Table 2. The minimum loss value of three models.

4.4 Ablation Study

The effectiveness of CNN in extracting features at different scales has been proven by a large number of studies [24]. For the effectiveness of the GRU branch, the accuracy comparison before and after removing the GRU branch is shown in Table 3. It can be seen that the extraction of deep features by GRU plays a certain role in improving the accuracy of the model.

Table 3. Model accuracy without and with GRU.

The training set and the test set are data from different dates with a certain number of days interval, and their distribution may vary. Therefore, there are certain requirements for the generalization ability of the network. By using GRU to learn more deep features from EEG, the problem of low recognition accuracy caused by such differences can be alleviated.
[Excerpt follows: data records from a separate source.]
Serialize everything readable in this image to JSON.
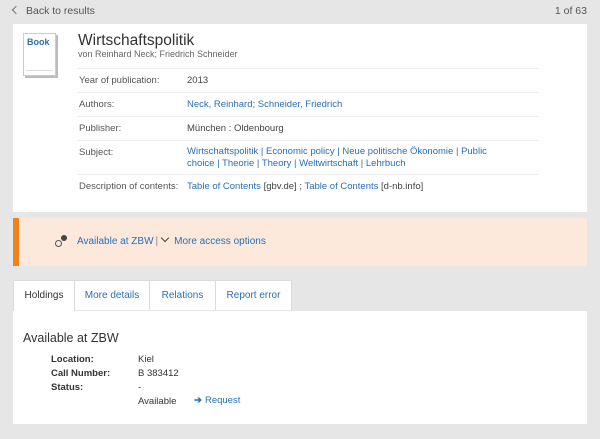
{
  "nav": {
    "back_label": "Back to results",
    "pager": "1 of 63"
  },
  "record": {
    "type_badge": "Book",
    "title": "Wirtschaftspolitik",
    "byline": "von Reinhard Neck; Friedrich Schneider",
    "fields": {
      "year": {
        "label": "Year of publication:",
        "value": "2013"
      },
      "authors": {
        "label": "Authors:",
        "value": "Neck, Reinhard; Schneider, Friedrich"
      },
      "publisher": {
        "label": "Publisher:",
        "value": "München : Oldenbourg"
      },
      "subject": {
        "label": "Subject:",
        "items": [
          "Wirtschaftspolitik",
          "Economic policy",
          "Neue politische Ökonomie",
          "Public choice",
          "Theorie",
          "Theory",
          "Weltwirtschaft",
          "Lehrbuch"
        ],
        "separator": " | "
      },
      "contents": {
        "label": "Description of contents:",
        "link1": "Table of Contents",
        "src1": " [gbv.de]",
        "sep": " ; ",
        "link2": "Table of Contents",
        "src2": " [d-nb.info]"
      }
    }
  },
  "access": {
    "available_label": "Available at ZBW",
    "separator": "|",
    "more_label": "More access options"
  },
  "tabs": [
    {
      "label": "Holdings",
      "active": true
    },
    {
      "label": "More details",
      "active": false
    },
    {
      "label": "Relations",
      "active": false
    },
    {
      "label": "Report error",
      "active": false
    }
  ],
  "holdings": {
    "heading": "Available at ZBW",
    "location": {
      "label": "Location:",
      "value": "Kiel"
    },
    "call_number": {
      "label": "Call Number:",
      "value": "B 383412"
    },
    "status": {
      "label": "Status:",
      "value": "-"
    },
    "availability": "Available",
    "request_label": "Request"
  },
  "colors": {
    "accent": "#f0821e",
    "link": "#2a6fb5",
    "access_bg": "#fce9db",
    "page_bg": "#e6e6e6"
  },
  "icons": [
    "chevron-left-icon",
    "book-icon",
    "access-icon",
    "chevron-down-icon",
    "arrow-right-icon"
  ]
}
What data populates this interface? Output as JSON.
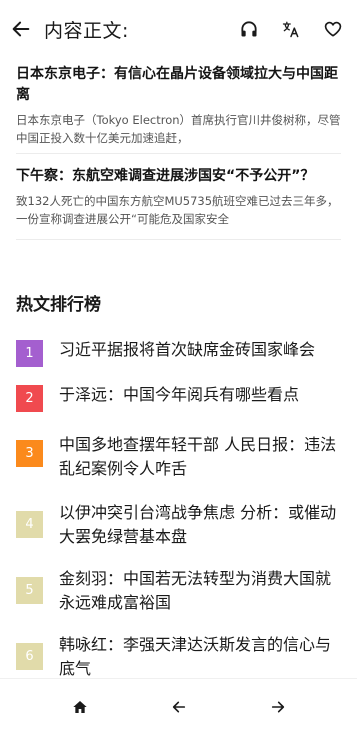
{
  "header": {
    "title": "内容正文:",
    "icons": [
      "back-arrow-icon",
      "headphones-icon",
      "translate-icon",
      "heart-icon"
    ]
  },
  "related": [
    {
      "title": "日本东京电子：有信心在晶片设备领域拉大与中国距离",
      "snippet": "日本东京电子（Tokyo Electron）首席执行官川井俊树称，尽管中国正投入数十亿美元加速追赶，"
    },
    {
      "title": "下午察：东航空难调查进展涉国安“不予公开”？",
      "snippet": "致132人死亡的中国东方航空MU5735航班空难已过去三年多，一份宣称调查进展公开“可能危及国家安全"
    }
  ],
  "hot": {
    "heading": "热文排行榜",
    "items": [
      {
        "rank": "1",
        "color": "#a45fcf",
        "title": "习近平据报将首次缺席金砖国家峰会"
      },
      {
        "rank": "2",
        "color": "#f04a4f",
        "title": "于泽远：中国今年阅兵有哪些看点"
      },
      {
        "rank": "3",
        "color": "#fb8a1c",
        "title": "中国多地查摆年轻干部 人民日报：违法乱纪案例令人咋舌"
      },
      {
        "rank": "4",
        "color": "#e1dbaa",
        "title": "以伊冲突引台湾战争焦虑 分析：或催动大罢免绿营基本盘"
      },
      {
        "rank": "5",
        "color": "#e1dbaa",
        "title": "金刻羽：中国若无法转型为消费大国就永远难成富裕国"
      },
      {
        "rank": "6",
        "color": "#e1dbaa",
        "title": "韩咏红：李强天津达沃斯发言的信心与底气"
      }
    ]
  },
  "bottom_nav": {
    "icons": [
      "home-icon",
      "back-arrow-icon",
      "forward-arrow-icon"
    ]
  }
}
Compared with LSTM, GRU has a lower complexity and a corresponding reduction in the amount of parameters and computation, which makes it more advantageous when faced with multi-layer neural networks with less data.

4.5 Limitation and Prospect

The network framework proposed in this paper is a little complex for the dataset used. Although methods such as dropout and BN are used, overfitting is still prone to occur on some subjects. In addition, It is obvious that significantly increasing the GRU output will amplify the noise in EEG data, which will cause some invalid features learned, thus discounting the classification accuracy [20]. In addition, an ideal real-time BCI device should use fewer channels rather than a large number of electrodes in the head [13]. However, in existing studies, using fewer channels is difficult to achieve satisfactory performance. Appropriate processing of \(\delta \) (\(\delta \), 0.5-3 Hz), \(\theta \) (\(\theta \), 4-7 Hz), \(\alpha \) ( \(\alpha \), 8-13 Hz), \(\beta \) (\(\beta \), 14-30 Hz) and \(\gamma \) (\(\gamma \), 30-80 Hz) frequency bands can also improve the recognition performance [12], which will further accelerate the development of the BCI field.

5 Conclusion

In this paper, we propose a parallel model combining CNN and GRU, which is capable of learning features from three views. The model uses convolution layer and dilated convolution layer to extract local features, and GRU to extract global time features. Our model can extract time and spatial features of different scales, overcoming individual differences in MI recognition to a certain extent, and has better recognition performance than mainstream networks in within-subject classification. The experimental results also show that the multi-branch parallel structure have good generalization ability among different subjects and the parallel GRU is proven to be effective.